Traceback (most recent call last):
  File "/mnt/scripts/extract_features_fp.py", line 197, in <module>
    output_file_path = compute_w_loader(h5_file_path, output_pt_path, wsi, 
  File "/mnt/scripts/extract_features_fp.py", line 43, in compute_w_loader
    dataset = Whole_Slide_Bag_FP(file_path=file_path, wsi=wsi, pretrained=pretrained, 
  File "/mnt/scripts/datasets/dataset_h5.py", line 156, in __init__
    with h5py.File(self.file_path, "r") as f:
  File "/opt/miniconda/envs/clam/lib/python3.8/site-packages/h5py/_hl/files.py", line 562, in __init__
    fid = make_fid(name, mode, userblock_size, fapl, fcpl, swmr=swmr)
  File "/opt/miniconda/envs/clam/lib/python3.8/site-packages/h5py/_hl/files.py", line 235, in make_fid
    fid = h5f.open(name, flags, fapl=fapl)
  File "h5py/_objects.pyx", line 54, in h5py._objects.with_phil.wrapper
  File "h5py/_objects.pyx", line 55, in h5py._objects.with_phil.wrapper
  File "h5py/h5f.pyx", line 102, in h5py.h5f.open
OSError: Unable to synchronously open file (file signature not found)
srun: error: g1-4: task 0: Exited with exit code 1

I have also checked the h5 files in the whole path and the output is in this file h5filedata.csv I am also attaching the script I have used for the creation of patches with the preset.
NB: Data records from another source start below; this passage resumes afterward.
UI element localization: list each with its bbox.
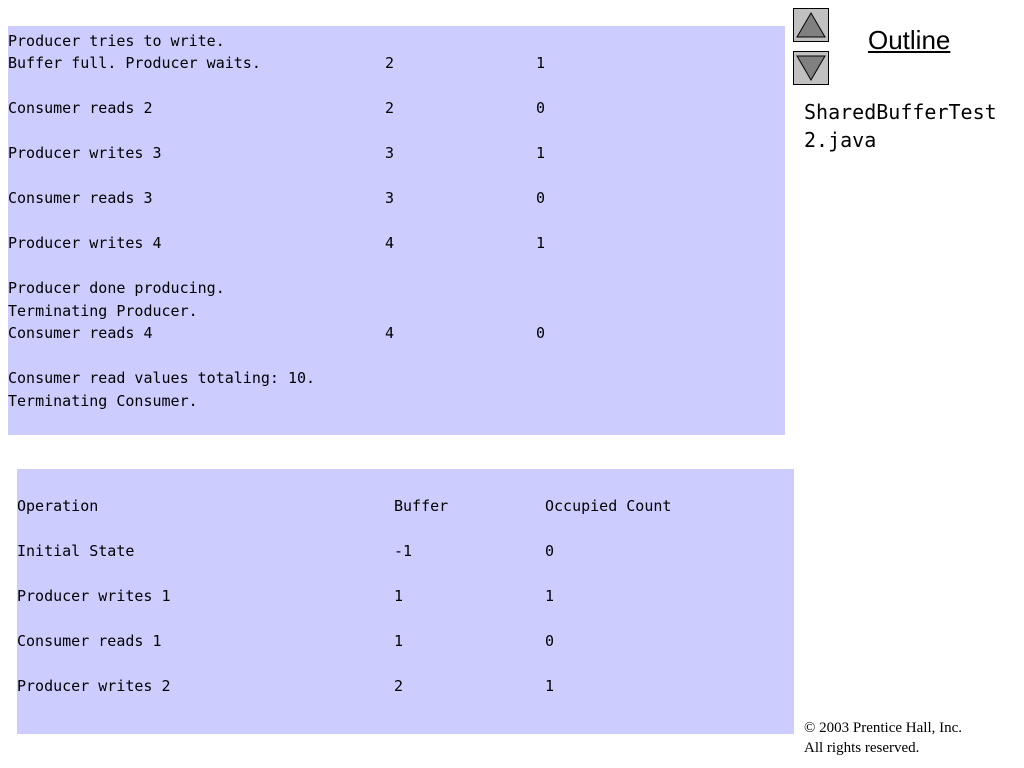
buffer-value: -1 [394,542,413,560]
operation-text: Consumer reads 3 [8,189,153,207]
occupied-count-header: Occupied Count [545,497,672,515]
buffer-header: Buffer [394,497,449,515]
buffer-value: 2 [385,54,395,72]
operation-text: Consumer read values totaling: 10. [8,369,316,387]
console-line [8,391,198,411]
occupied-count-value: 0 [545,632,555,650]
occupied-count-value: 1 [536,54,546,72]
console-output-bottom [17,469,794,734]
buffer-value: 4 [385,324,395,342]
previous-slide-button[interactable] [793,8,829,42]
occupied-count-value: 1 [536,234,546,252]
occupied-count-value: 1 [536,144,546,162]
copyright-line-2: All rights reserved. [804,740,920,756]
console-output-top [8,26,785,435]
buffer-value: 2 [385,99,395,117]
operation-text: Terminating Producer. [8,302,198,320]
operation-text: Producer writes 2 [17,677,171,695]
next-slide-button[interactable] [793,51,829,85]
operation-text: Initial State [17,542,135,560]
operation-text: Producer tries to write. [8,32,225,50]
triangle-down-icon [794,52,828,84]
buffer-value: 1 [394,587,404,605]
buffer-value: 2 [394,677,404,695]
console-line [8,301,198,321]
console-line [8,143,546,163]
console-line [17,676,555,696]
buffer-value: 1 [394,632,404,650]
console-line [17,541,555,561]
occupied-count-value: 1 [545,587,555,605]
console-line [8,368,316,388]
operation-text: Producer done producing. [8,279,225,297]
console-header-line [17,496,672,516]
outline-link[interactable]: Outline [868,25,951,55]
occupied-count-value: 0 [536,189,546,207]
console-line [8,323,546,343]
occupied-count-value: 0 [545,542,555,560]
operation-text: Consumer reads 2 [8,99,153,117]
copyright-line-1: © 2003 Prentice Hall, Inc. [804,720,963,736]
occupied-count-value: 1 [545,677,555,695]
console-line [8,188,546,208]
copyright-notice [804,718,962,758]
buffer-value: 3 [385,189,395,207]
buffer-value: 4 [385,234,395,252]
triangle-up-icon [794,9,828,41]
operation-text: Consumer reads 1 [17,632,162,650]
operation-text: Producer writes 4 [8,234,162,252]
occupied-count-value: 0 [536,324,546,342]
operation-text: Consumer reads 4 [8,324,153,342]
operation-text: Terminating Consumer. [8,392,198,410]
occupied-count-value: 0 [536,99,546,117]
console-line [8,53,546,73]
operation-header: Operation [17,497,99,515]
console-line [8,233,546,253]
console-line [17,586,555,606]
buffer-value: 3 [385,144,395,162]
console-line [8,31,225,51]
console-line [8,278,225,298]
operation-text: Buffer full. Producer waits. [8,54,261,72]
operation-text: Producer writes 1 [17,587,171,605]
file-name-label: SharedBufferTest2.java [804,100,997,152]
operation-text: Producer writes 3 [8,144,162,162]
console-line [8,98,546,118]
console-line [17,631,555,651]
Can you please help me solve this problem. Preset file used: tcga_sthresh.csv Output generated to check the h5 files in patches directory: hdf5_attributes_info.csv Command used to create patches is:

# Define parameters
LEVEL=1
SIZE=256
# Sub-directory to the patch coordinates 
SUBDIR_READ=tiles-l${LEVEL}-s${SIZE}-RN50-Sthreshold
# running the create patches on the list of images
python /mnt/scripts/create_patches_fp.py \
    --source /mnt/data/ \
    --save_dir /mnt/results/${SUBDIR_READ} \
    --patch_size ${SIZE} \
    --preset tcga_sthresh.csv \
    --patch_level ${LEVEL} \
    --seg --patch --stitch \
    --no_auto_skip
BioCoderR commented 5 months ago

I solved the issue. The problem is that I use container system to run the CLAM, the problem was due to container doesn't have permissions to write the directories. So I created a directory name pt_files in my data directory where patches are stored and re-run the script then this solved the problem.